Joan reflects on how the Lenten retreat provides an important starting point for her today.

My life of late has been very intense. I am trying to change jobs, I constantly struggle to take good care of myself, and I am wrestling with God and my identity. I have always been overly self critical, and am now aware of how much I compare myself to others. Funnily enough, much of this seemed to begin back in Lent, and so I keep coming back to my local Communion and Liberation Lenten Retreat, and how what I learned then has helped me face what I am living now.

Based on the 2024 Fraternity Exercises on Hope by Bishop Paccosi, and led by Fr. Jon Fincher, our Lenten Retreat focused on the progression of hope to poverty and on to mission. It was altogether a beautiful lesson, but what struck me then and remains with me now was our discussion on poverty. I previously saw poverty as a negative, an emptiness, but in his lesson Fr. Jon explained poverty more fully (and more inspiring to me) as a trust that God truly is providing in every moment, woven into a receptive and grateful heart.

And so to my heartache comes the opportunity to see it as my poverty.

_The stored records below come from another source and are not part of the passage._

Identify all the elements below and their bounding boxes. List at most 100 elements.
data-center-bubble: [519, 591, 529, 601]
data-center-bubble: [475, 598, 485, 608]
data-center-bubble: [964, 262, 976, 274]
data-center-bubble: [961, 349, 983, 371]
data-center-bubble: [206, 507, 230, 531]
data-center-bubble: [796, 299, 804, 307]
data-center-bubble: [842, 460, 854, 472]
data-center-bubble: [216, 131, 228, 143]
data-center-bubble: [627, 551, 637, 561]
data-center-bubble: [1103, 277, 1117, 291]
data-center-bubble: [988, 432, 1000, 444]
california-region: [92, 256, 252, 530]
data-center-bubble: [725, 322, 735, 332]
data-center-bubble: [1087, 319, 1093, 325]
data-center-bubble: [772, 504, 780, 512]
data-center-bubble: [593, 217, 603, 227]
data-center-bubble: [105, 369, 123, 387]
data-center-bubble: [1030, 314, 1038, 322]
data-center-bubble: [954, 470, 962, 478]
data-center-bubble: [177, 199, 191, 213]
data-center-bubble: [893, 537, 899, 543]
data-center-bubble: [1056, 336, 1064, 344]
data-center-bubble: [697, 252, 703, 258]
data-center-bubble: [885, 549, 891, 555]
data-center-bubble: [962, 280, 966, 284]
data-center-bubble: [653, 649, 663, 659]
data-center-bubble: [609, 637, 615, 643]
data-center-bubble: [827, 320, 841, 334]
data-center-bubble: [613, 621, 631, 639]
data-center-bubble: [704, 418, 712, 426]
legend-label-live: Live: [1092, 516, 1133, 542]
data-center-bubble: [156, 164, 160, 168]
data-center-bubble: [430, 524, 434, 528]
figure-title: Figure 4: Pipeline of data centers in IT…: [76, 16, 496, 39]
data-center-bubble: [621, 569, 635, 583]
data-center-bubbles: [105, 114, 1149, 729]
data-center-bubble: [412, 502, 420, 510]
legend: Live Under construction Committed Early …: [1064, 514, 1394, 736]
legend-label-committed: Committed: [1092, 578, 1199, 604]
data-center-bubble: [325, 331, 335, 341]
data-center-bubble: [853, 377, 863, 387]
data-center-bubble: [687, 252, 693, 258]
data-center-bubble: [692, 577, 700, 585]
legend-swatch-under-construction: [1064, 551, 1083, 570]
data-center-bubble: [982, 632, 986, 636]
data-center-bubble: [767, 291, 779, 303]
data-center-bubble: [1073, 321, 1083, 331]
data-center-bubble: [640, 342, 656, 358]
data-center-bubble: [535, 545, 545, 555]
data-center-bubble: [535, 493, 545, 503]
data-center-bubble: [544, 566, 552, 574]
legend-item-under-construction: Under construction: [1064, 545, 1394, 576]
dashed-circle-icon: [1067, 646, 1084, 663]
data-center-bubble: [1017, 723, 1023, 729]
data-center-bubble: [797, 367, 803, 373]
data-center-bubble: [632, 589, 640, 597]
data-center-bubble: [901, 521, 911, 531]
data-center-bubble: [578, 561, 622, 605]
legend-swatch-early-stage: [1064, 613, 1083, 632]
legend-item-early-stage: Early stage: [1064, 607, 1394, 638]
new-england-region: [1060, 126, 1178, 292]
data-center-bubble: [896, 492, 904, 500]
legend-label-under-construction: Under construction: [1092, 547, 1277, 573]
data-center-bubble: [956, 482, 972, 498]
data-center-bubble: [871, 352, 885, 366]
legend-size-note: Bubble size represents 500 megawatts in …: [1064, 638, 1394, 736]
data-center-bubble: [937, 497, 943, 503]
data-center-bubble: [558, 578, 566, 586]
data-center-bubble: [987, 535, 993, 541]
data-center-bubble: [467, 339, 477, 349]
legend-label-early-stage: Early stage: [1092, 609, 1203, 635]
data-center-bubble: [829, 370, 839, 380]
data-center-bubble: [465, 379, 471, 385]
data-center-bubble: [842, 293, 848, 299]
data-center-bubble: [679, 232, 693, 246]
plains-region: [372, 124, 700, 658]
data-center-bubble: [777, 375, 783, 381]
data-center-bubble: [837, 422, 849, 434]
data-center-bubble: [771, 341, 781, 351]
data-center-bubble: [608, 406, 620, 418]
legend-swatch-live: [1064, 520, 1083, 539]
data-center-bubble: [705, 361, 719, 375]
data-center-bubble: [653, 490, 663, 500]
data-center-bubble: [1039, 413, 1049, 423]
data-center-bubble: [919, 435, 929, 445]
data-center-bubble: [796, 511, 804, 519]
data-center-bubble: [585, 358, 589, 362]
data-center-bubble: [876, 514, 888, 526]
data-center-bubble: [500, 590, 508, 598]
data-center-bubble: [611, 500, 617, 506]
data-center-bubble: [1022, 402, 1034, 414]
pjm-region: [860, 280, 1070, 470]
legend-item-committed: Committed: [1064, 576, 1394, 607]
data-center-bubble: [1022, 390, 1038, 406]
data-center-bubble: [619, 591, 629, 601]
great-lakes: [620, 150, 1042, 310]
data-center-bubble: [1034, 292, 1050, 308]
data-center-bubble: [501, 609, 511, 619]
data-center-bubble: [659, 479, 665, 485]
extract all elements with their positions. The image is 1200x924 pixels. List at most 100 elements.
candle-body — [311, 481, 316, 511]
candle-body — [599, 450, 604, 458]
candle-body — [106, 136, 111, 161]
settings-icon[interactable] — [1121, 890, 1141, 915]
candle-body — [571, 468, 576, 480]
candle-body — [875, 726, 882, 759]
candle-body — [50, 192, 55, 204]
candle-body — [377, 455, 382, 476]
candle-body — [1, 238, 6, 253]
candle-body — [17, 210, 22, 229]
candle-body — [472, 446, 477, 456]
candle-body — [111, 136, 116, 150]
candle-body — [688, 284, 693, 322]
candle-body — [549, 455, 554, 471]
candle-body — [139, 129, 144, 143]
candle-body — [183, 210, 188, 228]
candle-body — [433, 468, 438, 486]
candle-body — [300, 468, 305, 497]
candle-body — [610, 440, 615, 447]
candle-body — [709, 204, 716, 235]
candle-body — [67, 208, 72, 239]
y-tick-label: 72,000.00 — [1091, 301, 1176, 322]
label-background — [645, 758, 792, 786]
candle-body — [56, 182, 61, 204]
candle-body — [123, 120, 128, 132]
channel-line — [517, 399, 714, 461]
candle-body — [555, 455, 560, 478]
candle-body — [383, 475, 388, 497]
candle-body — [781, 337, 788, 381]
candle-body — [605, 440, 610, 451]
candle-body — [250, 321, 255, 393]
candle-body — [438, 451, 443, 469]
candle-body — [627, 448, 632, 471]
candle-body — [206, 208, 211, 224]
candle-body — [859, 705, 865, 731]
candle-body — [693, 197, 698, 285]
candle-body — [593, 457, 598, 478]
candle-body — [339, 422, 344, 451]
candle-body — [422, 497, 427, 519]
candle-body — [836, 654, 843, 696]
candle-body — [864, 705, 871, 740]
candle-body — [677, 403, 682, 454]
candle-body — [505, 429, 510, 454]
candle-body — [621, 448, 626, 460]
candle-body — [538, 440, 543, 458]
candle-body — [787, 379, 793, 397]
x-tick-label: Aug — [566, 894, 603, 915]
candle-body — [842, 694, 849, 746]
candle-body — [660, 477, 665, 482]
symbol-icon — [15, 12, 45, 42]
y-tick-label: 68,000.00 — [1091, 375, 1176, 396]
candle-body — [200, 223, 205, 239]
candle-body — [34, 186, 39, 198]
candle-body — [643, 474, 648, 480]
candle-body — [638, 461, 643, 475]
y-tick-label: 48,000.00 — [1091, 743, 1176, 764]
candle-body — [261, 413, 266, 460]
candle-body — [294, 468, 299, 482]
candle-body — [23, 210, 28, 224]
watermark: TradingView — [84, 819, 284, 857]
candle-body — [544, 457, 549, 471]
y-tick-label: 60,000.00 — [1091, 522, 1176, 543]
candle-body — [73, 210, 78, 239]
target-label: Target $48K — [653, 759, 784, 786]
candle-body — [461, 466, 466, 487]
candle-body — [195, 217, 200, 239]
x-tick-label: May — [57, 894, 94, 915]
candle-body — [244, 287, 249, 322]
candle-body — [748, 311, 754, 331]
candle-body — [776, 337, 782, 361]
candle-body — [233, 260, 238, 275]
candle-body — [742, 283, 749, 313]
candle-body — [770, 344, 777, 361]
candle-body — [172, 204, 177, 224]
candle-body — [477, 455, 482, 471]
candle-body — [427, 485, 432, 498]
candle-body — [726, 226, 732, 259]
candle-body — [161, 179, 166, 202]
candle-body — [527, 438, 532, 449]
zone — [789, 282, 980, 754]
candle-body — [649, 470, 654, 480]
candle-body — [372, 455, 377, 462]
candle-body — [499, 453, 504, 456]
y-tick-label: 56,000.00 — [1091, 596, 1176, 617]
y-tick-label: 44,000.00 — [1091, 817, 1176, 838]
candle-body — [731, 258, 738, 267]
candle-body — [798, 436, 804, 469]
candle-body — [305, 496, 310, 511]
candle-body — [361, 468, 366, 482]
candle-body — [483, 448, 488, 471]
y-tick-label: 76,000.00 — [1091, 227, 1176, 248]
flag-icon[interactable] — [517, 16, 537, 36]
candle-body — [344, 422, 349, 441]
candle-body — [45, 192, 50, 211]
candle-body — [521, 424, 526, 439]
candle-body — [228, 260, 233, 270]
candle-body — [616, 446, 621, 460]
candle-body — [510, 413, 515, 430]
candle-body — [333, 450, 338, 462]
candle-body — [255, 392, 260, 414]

Whatever I feel about myself and whatever I am facing, God has given me everything I need in this present moment. From there I have noticed a greater call to gratitude. This I recognize as grace, because it is beyond my own human weakness. Further, not a week goes by that I don’t see the theme of poverty reaffirmed in our weekly School of Community reading or discussion.

I am not totally healed. I am still struggling today; I even put off writing this again and again. But I decided to write, still hurting, as a testament of how poverty is helping me live.